En su hombro derecho, en su camisa, tiene un agujero oscuro. El contorno es negro, como si la tela estuviera quemada. El agujero de una bala… Le han disparado. Tiene la mandíbula desencajada y la boca abierta; dentro hay algo de color carne, demasiado grande para que sea su lengua. Lo toco, con la máxima delicadeza, y se lo saco. Es una esponja de color melocotón, parecida a la que Gemma utilizó para amordazarme. También utilizó cinta adhesiva marrón y una esponja para taparme la boca. Por un instante, la exactitud de la recreación me paraliza, mientras un escalofrío de terror invade mi cuerpo. Creía que una vez supiera la verdad, acabaría el miedo, pero no es así. Es peor.
Aidan no destruyó mis jardines ni los cuadros de Mary. Ella me mintió. Me dijo que había dieciocho cuadros en la exposición que nunca hizo, la que Aidan se inventó. ¿Se olvidó de lo que me había dicho cuando me mostró la lista de ventas de la exposición que Aidan hizo en la Galería TiqTaq? No era la verdadera lista, sino una que ella había escrito. Reconocí su letra: era la misma de su firma de Abberton. Dieciocho cuadros en la exposición de Aidan, dieciocho marcos vacíos en sus paredes: cada uno era un homenaje a un cuadro que había sido cruelmente destruido.

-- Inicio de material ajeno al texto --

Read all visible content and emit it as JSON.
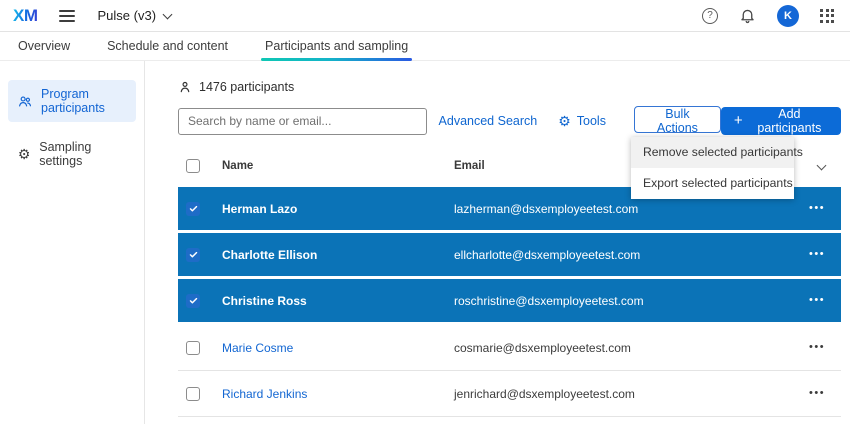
{
  "header": {
    "logo": "XM",
    "program_name": "Pulse (v3)",
    "avatar_initial": "K"
  },
  "tabs": [
    {
      "label": "Overview"
    },
    {
      "label": "Schedule and content"
    },
    {
      "label": "Participants and sampling"
    }
  ],
  "active_tab": "Participants and sampling",
  "sidebar": {
    "items": [
      {
        "label": "Program participants",
        "icon": "people-icon",
        "active": true
      },
      {
        "label": "Sampling settings",
        "icon": "gear-icon",
        "active": false
      }
    ]
  },
  "main": {
    "participants_count": "1476 participants",
    "search_placeholder": "Search by name or email...",
    "advanced_search_label": "Advanced Search",
    "tools_label": "Tools",
    "bulk_actions_label": "Bulk Actions",
    "add_participants_label": "Add participants",
    "bulk_menu": {
      "items": [
        "Remove selected participants",
        "Export selected participants"
      ],
      "highlighted": "Remove selected participants"
    },
    "table": {
      "columns": [
        "Name",
        "Email"
      ],
      "rows": [
        {
          "name": "Herman Lazo",
          "email": "lazherman@dsxemployeetest.com",
          "selected": true
        },
        {
          "name": "Charlotte Ellison",
          "email": "ellcharlotte@dsxemployeetest.com",
          "selected": true
        },
        {
          "name": "Christine Ross",
          "email": "roschristine@dsxemployeetest.com",
          "selected": true
        },
        {
          "name": "Marie Cosme",
          "email": "cosmarie@dsxemployeetest.com",
          "selected": false
        },
        {
          "name": "Richard Jenkins",
          "email": "jenrichard@dsxemployeetest.com",
          "selected": false
        }
      ]
    }
  },
  "icons": {
    "help_glyph": "?",
    "gear": "⚙",
    "plus": "+",
    "ellipsis": "•••"
  },
  "colors": {
    "selected_row_blue": "#0B73B7",
    "primary_button_blue": "#0C6BD7",
    "link_blue": "#0F66D0",
    "active_nav_bg": "#E7F0FC",
    "avatar_blue": "#1467D6",
    "tab_underline_gradient_start": "#0FC7B4",
    "tab_underline_gradient_end": "#2A59E2"
  }
}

En su historia, Mary invirtió los papeles: convirtió a Aidan en el destructor y a ella en la víctima.
Yo también he mentido. ¿Me habrá creído Mary cuando le he dicho que quería que saliera de Garstead Cottage por su propia seguridad? ¿Fui lo bastante convincente?
Jadeando, dejo caer la esponja y me froto las manos contra los pantalones hasta que me escuece la piel.
Tengo que llamar a una ambulancia. A la policía no… La policía es útil cuando ya es demasiado y tarde, y ahora no lo es; no puede ser demasiado tarde. Corro hacia la puerta, olvidándome de que está cerrada y no tengo la llave. Al comprobar que no se abre, me dirijo a toda prisa hacia la ventana, resbalando sobre los restos desparramados por el suelo, lista para lanzarme sobre la hierba.
—Hola, Ruth —dice una voz trémula y distorsionada que proviene de fuera.
Lanzo un grito, como si fuera la noche la que me hablara.
De la oscuridad surge una figura que se acerca lentamente. Un rostro enjuto, arrugado, que cede bajo el peso de una sonrisa de triunfo, como alguien que tratara de sostener un trofeo demasiado pesado. Mary. Con una expresión de maníaca en la cara, una expresión de júbilo que me obliga a gritar otra vez, incluso antes de haber visto la pistola que sostiene en la mano.